Open-label safety study examining EstroG-100® supplementation in breast cancer survivors on tamoxifen therapy for 12 weeks. Outcomes: menopausal symptoms, tamoxifen pharmacokinetics, estradiol, FSH. Note: full peer-reviewed publication may be limited; primary documentation through Naturalendo Tech.
64 pre-, peri-, and postmenopausal women (NOT cancer survivors — population correction). Randomized, double-blind, placebo-controlled trial for 12 weeks; 514 mg/day EstroG-100® (Cynanchum wilfordii + Phlomis umbrosa + Angelica gigas) vs placebo. White Hispanic, White non-Hispanic, and African American participants.

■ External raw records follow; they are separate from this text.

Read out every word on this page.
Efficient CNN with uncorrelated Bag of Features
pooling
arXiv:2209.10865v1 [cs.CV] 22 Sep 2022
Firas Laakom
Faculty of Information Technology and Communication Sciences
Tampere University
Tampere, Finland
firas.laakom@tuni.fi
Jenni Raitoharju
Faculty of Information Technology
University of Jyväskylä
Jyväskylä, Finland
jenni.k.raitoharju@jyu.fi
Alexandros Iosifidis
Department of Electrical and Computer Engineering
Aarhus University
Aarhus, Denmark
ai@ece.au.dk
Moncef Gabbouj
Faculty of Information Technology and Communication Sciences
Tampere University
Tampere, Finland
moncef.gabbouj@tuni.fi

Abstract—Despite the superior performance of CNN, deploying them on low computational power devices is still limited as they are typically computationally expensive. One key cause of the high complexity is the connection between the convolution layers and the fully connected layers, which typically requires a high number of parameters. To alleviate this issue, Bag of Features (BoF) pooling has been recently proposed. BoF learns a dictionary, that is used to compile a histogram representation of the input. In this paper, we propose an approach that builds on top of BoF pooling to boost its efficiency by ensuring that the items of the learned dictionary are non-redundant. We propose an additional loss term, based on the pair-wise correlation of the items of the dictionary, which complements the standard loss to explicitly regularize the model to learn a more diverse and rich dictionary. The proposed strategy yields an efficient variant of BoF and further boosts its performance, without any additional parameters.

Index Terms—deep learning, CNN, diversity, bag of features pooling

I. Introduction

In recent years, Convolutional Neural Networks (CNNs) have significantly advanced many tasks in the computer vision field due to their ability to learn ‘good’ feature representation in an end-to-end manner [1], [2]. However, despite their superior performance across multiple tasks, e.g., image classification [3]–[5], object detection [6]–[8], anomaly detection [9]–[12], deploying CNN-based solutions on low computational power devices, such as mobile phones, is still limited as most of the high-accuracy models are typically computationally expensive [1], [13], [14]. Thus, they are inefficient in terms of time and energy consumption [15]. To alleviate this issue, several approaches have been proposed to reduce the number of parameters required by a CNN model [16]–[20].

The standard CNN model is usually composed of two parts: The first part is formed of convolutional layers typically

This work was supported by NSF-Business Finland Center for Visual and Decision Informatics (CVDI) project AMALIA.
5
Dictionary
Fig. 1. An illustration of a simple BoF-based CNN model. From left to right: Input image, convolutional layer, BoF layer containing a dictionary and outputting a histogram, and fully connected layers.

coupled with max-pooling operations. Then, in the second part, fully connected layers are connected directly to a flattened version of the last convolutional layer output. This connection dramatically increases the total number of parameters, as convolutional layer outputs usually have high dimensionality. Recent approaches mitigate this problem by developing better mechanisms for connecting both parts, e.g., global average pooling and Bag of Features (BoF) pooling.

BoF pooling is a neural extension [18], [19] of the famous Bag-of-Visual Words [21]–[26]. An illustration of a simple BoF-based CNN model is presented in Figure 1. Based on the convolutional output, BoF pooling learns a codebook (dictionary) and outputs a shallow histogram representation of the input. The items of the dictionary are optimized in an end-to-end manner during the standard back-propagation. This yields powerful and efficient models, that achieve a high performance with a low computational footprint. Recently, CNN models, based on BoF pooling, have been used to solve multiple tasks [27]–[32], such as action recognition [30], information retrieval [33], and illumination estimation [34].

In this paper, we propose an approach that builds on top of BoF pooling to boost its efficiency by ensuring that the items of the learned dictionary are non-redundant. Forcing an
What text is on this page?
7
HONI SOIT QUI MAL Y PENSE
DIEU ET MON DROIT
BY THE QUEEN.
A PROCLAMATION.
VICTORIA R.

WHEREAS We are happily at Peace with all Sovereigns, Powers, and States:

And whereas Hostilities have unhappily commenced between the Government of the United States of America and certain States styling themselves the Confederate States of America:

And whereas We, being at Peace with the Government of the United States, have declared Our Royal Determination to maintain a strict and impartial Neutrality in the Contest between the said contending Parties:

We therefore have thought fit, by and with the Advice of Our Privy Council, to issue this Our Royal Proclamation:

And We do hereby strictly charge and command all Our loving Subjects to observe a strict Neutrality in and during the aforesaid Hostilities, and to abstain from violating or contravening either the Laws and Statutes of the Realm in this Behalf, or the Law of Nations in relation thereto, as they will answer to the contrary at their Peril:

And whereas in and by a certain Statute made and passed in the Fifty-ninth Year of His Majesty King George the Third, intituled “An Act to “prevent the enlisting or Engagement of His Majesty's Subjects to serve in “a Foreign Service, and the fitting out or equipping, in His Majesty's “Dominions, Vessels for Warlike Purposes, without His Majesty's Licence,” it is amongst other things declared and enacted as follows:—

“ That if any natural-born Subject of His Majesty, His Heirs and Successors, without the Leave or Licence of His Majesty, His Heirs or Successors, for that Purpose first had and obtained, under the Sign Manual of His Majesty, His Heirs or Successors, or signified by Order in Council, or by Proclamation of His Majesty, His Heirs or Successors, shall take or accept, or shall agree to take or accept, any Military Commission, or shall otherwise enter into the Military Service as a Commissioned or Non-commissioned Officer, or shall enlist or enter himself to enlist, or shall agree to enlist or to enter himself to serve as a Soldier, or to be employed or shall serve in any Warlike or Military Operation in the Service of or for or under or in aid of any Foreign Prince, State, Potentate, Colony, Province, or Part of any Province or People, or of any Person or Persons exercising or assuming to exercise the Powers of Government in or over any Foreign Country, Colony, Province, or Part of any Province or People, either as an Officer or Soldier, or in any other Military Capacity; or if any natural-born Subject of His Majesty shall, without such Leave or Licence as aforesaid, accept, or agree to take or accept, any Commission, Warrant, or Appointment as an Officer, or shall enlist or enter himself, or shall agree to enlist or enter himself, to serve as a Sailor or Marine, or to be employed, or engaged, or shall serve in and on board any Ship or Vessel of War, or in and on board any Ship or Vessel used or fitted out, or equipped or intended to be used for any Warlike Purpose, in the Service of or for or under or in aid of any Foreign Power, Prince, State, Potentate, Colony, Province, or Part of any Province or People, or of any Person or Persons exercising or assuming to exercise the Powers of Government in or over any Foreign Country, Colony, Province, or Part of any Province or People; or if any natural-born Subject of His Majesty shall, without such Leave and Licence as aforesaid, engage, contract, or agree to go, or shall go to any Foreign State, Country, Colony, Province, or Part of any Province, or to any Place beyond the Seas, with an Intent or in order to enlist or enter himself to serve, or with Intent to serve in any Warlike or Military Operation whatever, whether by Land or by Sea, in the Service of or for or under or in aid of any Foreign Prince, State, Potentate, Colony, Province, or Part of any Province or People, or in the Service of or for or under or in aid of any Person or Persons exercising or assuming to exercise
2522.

Kupperman Menopause Index score significantly reduced from 29.5 to 11.3 in EstroG-100® group (p<0.01) vs placebo (29.2 → 23.7). Significant improvements in vaginal dryness scores. No serious adverse events; no significant weight gain. Established efficacy for hot flashes, sweating, sleep disturbances, mood changes, and joint pain. Multiethnic population. CORRECTION: original NutraSmarts entry incorrectly characterized this as a "Breast Cancer Survivors" trial — the actual study population was general menopausal women, no cancer history.
Extended 24-week double-blind RCT examining sustained efficacy and safety of EstroG-100® in menopausal women. Outcomes: sustained MRS improvements, sleep quality, quality of life. (Lee et al. 2015 — extension of Chang 2012)
Menopausal women.
Benefits observed at 12 weeks maintained and modestly expanded at 24 weeks. Sleep quality, vasomotor symptoms, and quality of life all improved. Generally well-tolerated. Adds longer-term efficacy data for EstroG-100® specifically.